Transit Passenger-Miles of Travel

Transit Passenger-Miles of Travel

Transit passenger-miles of travel (pmt) grew 26 percent between 1993 and 2003, from 36.2 billion pmt to 45.6 billion pmt [2] (box 6-A). However, transit pmt declined 1.2 percent between 2001 and 2002, and it declined another 0.6 percent between 2002 and 2003. As they have historically, buses maintained the largest pmt share in 2003 (42 percent) while generating 19.1 billion pmt (figure 6-1). Also in 2003, heavy-rail pmt totaled 13.6 billion or 30 percent and commuter rail leveled off at 9.5 billion pmt, for a 21 percent share.
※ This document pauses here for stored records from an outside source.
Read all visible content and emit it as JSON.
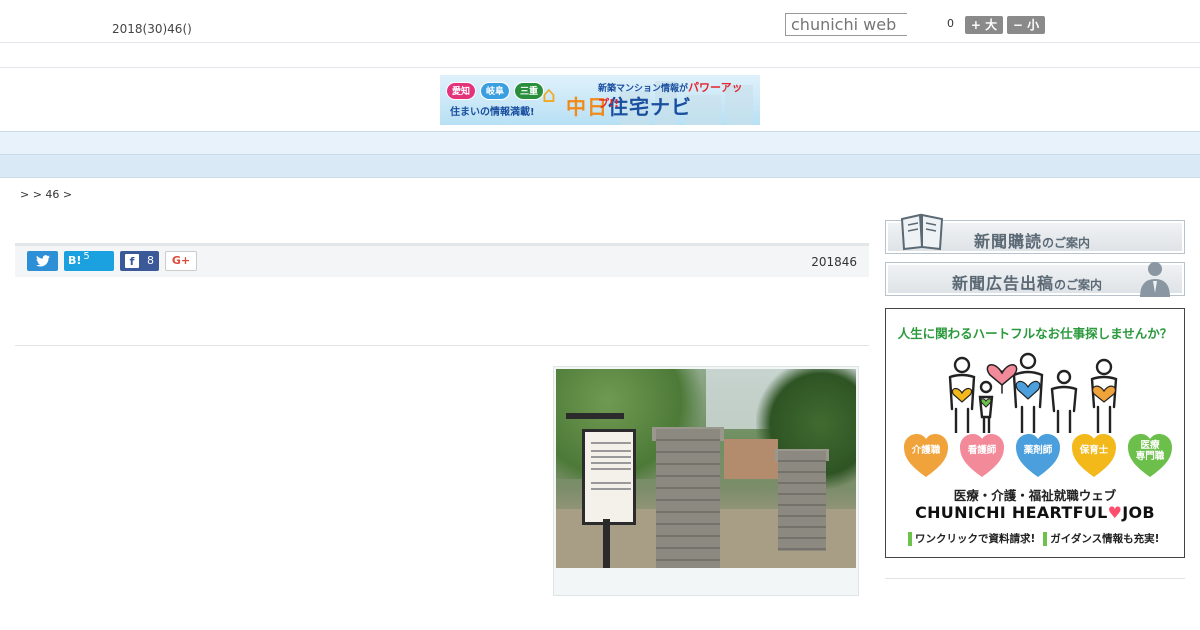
{
  "header": {
    "date": "2018(30)46()",
    "search_placeholder": "chunichi web",
    "font_size_value": "0",
    "font_larger_label": "+ 大",
    "font_smaller_label": "− 小"
  },
  "banner": {
    "pill_aichi": "愛知",
    "pill_gifu": "岐阜",
    "pill_mie": "三重",
    "tagline": "住まいの情報満載!",
    "headline": "新築マンション情報が",
    "headline_up": "パワーアップ!!",
    "brand_a": "中日",
    "brand_b": "住宅ナビ"
  },
  "nav": {
    "items": [
      "",
      "",
      "",
      "",
      "",
      "",
      "",
      "",
      ""
    ]
  },
  "breadcrumb": ">  > 46 >",
  "share": {
    "twitter_icon": "twitter-bird-icon",
    "hatena_label": "B!",
    "hatena_count": "5",
    "facebook_label": "f",
    "facebook_count": "8",
    "googleplus_label": "G+",
    "post_date": "201846"
  },
  "sidebar": {
    "subscribe_main": "新聞購読",
    "subscribe_small": "のご案内",
    "ad_main": "新聞広告出稿",
    "ad_small": "のご案内"
  },
  "ad": {
    "headline": "人生に関わるハートフルなお仕事探しませんか？",
    "hearts": [
      {
        "label": "介護職",
        "color": "#f0a33a"
      },
      {
        "label": "看護師",
        "color": "#f28a9a"
      },
      {
        "label": "薬剤師",
        "color": "#4a9fdc"
      },
      {
        "label": "保育士",
        "color": "#f3b81a"
      },
      {
        "label": "医療\n専門職",
        "color": "#6cbf4a"
      }
    ],
    "tagline": "医療・介護・福祉就職ウェブ",
    "brand_a": "CHUNICHI HEARTFUL",
    "brand_heart": "♥",
    "brand_b": "JOB",
    "footer_a": "ワンクリックで資料請求!",
    "footer_b": "ガイダンス情報も充実!"
  },
  "colors": {
    "nav_bg": "#e8f2fb",
    "subnav_bg": "#d9e9f6",
    "twitter": "#2d8fd5",
    "hatena": "#1ba1e0",
    "facebook": "#3b5998",
    "ad_green": "#2a9a3c"
  }
}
Light rail and demand-response1 services had only 3.2 percent and 1.5 percent, respectively, of transit pmt shares in 2003. However, pmt for light rail more than doubled between 1993 and 2003 and nearly doubled for demand-response services (figure 6-2). In comparison, bus pmt grew 10 percent between 1993 and 2003.

The top 20 transit authorities (ranked by pmt) logged 32 billion passenger-miles in 2003 or 70 percent of all transit pmt that year. In 2003, people riding New York City Transit traveled 9.5 billion passenger-miles (or 21 percent of all transit pmt) and the Chicago Transit Authority generated 1.8 billion passenger-miles or 4 percent [1].


1. U.S. Department of Transportation, Federal Transit Administration, National Transit Database, 2003 Transit Profiles, available at, as of April 2005.

2. ______. National Transit Summaries and Trends, available at, as of April 2005.

1 Demand-response transit operates on a nonfixed route and a nonfixed schedule in response to calls from passengers or their agents to the transit operator or dispatcher.